3. I take the shot and it seems brighter or darker than usual. This one has happened to me and it actually has a few causes that will make your camera do this.
- The first one is that you accidentally hit the ISO button and put your ISO way too high causing the sensor to be way too sensitive to light than it needs to be and the photo or photo's turn out too bright. Yep I've done it shooting along at 400 ISO and all of the sudden I'm at 25000. I had hit the button on the back of the camera, I had to reassign that button because I did it so much.
- The second reason is that I had accidentally put my camera in manual bracket mode. In this mode your camera at each touch of the shutter makes one dark one light and one just right exposure. Usually when I shoot in bracket mode I have it on continuously make the brackets with one touch of the button. But in Manual it does one at a time. I have shot like this for hours before I figured out what was happening. I eventually
looked at the back of my screen and made it where I could view a lot of the photo's at one time and I saw the pattern . One Dark, One just right, and one Bright. Thats when I had figured out what I had done. Luckily it was only set to half a stop of light so I could recover my photo's in post.
-The third one is that I accidentally hit the exposure compensation one way or the other . I usually figure this one out pretty much because I tend to use the exposure compensation quite a bit but it can happen.
4. Dead Battery or SD card full. I have seen people do this quite a bit. Especially in the DSLR days when batteries lasted quite a while. You show up at the site and bam battery dead. Whats even worse is if you have a back up battery and haven't charged it you're really dead in the water. The best way to avoid this or a full SD card is preparation before you go to the shoot . Always make sure your batteries are charged and you have a fresh card in your camera. And always carry extra's with you.

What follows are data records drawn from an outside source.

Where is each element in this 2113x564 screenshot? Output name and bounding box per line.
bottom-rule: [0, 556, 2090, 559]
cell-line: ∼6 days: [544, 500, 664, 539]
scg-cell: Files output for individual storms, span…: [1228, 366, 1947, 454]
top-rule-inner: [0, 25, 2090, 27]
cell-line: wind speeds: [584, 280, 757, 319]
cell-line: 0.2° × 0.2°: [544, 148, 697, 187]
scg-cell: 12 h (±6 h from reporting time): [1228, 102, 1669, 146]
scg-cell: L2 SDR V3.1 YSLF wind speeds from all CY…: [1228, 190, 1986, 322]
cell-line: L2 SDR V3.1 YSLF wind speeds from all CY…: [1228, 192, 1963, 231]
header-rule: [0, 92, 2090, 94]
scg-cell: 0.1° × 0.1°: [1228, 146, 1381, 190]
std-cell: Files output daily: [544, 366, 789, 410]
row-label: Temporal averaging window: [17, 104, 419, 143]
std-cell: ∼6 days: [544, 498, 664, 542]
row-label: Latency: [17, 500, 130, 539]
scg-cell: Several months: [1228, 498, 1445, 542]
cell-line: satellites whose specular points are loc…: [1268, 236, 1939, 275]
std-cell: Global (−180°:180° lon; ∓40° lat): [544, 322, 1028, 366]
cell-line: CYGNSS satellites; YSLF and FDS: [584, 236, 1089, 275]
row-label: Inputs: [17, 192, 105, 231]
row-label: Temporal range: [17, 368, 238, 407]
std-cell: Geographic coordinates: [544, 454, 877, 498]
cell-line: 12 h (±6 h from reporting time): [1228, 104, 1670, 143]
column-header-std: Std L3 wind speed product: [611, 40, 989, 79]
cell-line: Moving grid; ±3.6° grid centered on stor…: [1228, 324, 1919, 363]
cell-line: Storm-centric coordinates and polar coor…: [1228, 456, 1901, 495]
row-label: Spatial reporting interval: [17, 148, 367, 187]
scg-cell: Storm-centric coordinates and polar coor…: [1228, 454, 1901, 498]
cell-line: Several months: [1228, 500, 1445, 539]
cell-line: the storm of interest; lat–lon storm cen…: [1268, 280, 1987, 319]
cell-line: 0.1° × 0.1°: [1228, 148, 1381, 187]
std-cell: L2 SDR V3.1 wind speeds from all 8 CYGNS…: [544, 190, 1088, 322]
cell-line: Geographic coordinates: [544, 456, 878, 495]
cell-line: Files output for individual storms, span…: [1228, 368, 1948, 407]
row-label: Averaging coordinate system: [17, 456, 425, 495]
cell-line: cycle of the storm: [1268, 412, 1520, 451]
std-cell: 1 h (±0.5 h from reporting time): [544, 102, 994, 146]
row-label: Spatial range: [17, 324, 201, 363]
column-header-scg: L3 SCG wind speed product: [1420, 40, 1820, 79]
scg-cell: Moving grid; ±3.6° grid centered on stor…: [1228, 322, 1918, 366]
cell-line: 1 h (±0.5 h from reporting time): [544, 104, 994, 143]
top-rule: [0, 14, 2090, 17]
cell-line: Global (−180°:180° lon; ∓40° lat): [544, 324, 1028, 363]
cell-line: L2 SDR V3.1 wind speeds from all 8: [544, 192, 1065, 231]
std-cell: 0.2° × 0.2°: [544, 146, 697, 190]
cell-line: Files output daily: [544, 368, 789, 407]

5. Spots on your images. When you get home after a longs day shoot you're excited to get your images loaded onto your computer to view. When you get there you notice that there are spots or a spot on your photo's. Especially when your stopped down to F11 or greater. The sky has spots all in it. You need to clean your sensor! You have dust on it! Keeping your equipment clean is something we must all do to keep our images clean. It is a simple as wiping down your equipment . If your sensor is dirty you can clean it but if your too scared too ,take it to someone that you trust to do it like a camera shop. With mirrorless cameras dust and dirt are more a problem than with old DSLR cameras because the sensor is right there when you change lenses.